Speaking for Personal Empowerment and Articulation of Knowledge. Our whole-school oracy framework, built for Telugu-speaking learners of English as an Additional Language.
The promise
Every child finds their voice — in two languages.
Most oracy frameworks assume children already speak English fluently. Ours doesn’t. S.P.E.A.K. starts with EAL foundations, layers on Voice 21’s skills framework, and gives every child authentic reasons to speak.
The architecture
Three strands. One programme.
Each strand answers a different question — and together they cover all 140 teaching points across the primary years.
EAL Foundations
What our children need before oracy instruction can land. Listening comprehension, phonological awareness, formulaic chunks, academic language (CALP), translanguaging — 8 sub-skills, taught across 5 stages from immersion to autonomous transfer.
Learning to Speak
How to speak well. Voice 21’s Oracy Framework — 14 sub-skills across Physical, Linguistic, Cognitive, and Social-Emotional strands — adapted explicitly for EAL learners. Modeled → Drilled → Guided → Collaborative → Applied.
Speaking to Communicate
Why and where to speak. Three Voices — Thinking, Personal, Public — carry six authentic purposes across five speaking modes. The Voices of Cosmos student-voice routines (Voice Circles, Forums, Co-Design Teams) are where this lands for real — children practise oracy in conversations that genuinely shape the school.
The Three Voices
Every child has three voices.
Each Voice gives purpose to talk, and each comes in two flavours.
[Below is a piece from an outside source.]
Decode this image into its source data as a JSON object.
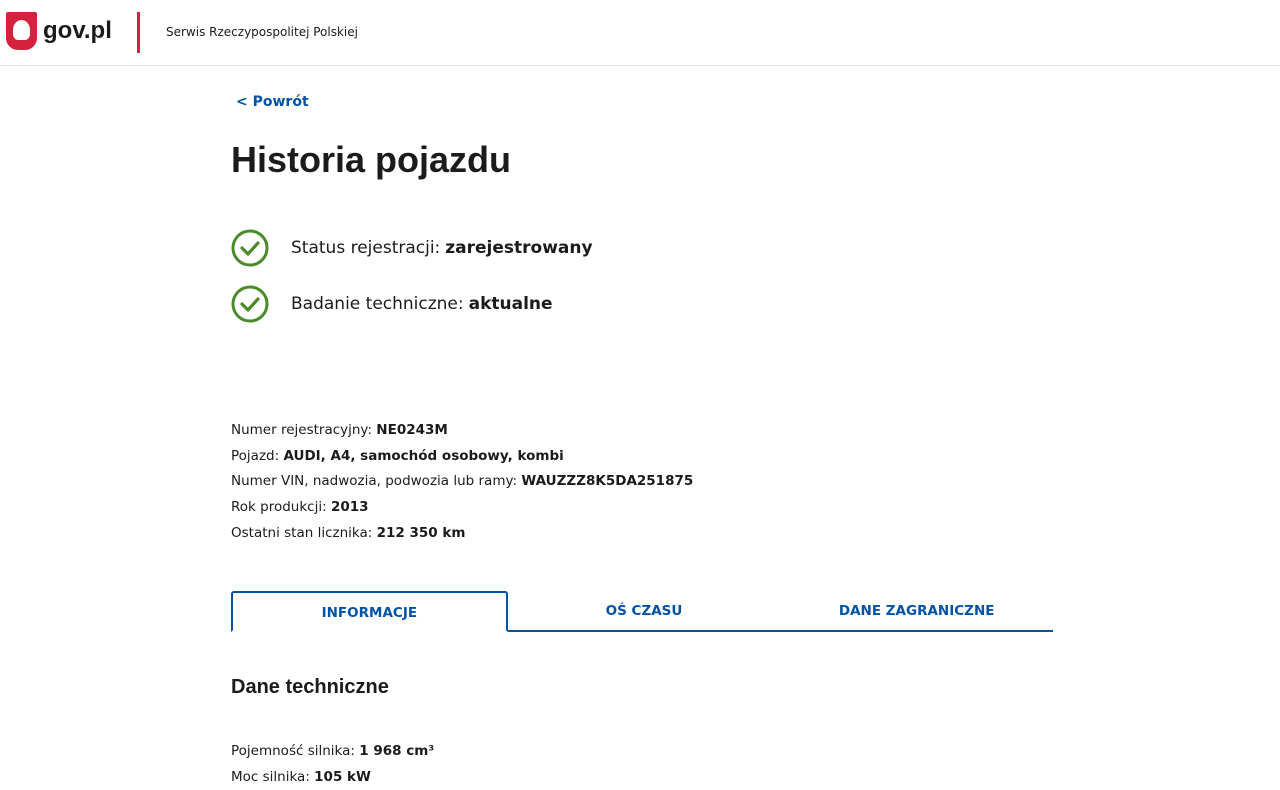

Children practise all six across every subject, every assembly, every conversation in the corridor.
Thinking Voice
The talk that drives cognitive growth — half-formed and tentative on purpose.
Explore
Hypothesise, wonder, reason aloud.
Inquire
Ask, probe, investigate.
Personal Voice
The talk that makes a community — identity, relationships, belonging.
Share
Present knowledge and experiences.
Connect
Greet, encourage, support.
Public Voice
The talk that moves people — beyond the classroom, into the world. Practised at scale through the Cosmos Orators Club, House Forums, and Student Council, where what children say genuinely shapes what the school does.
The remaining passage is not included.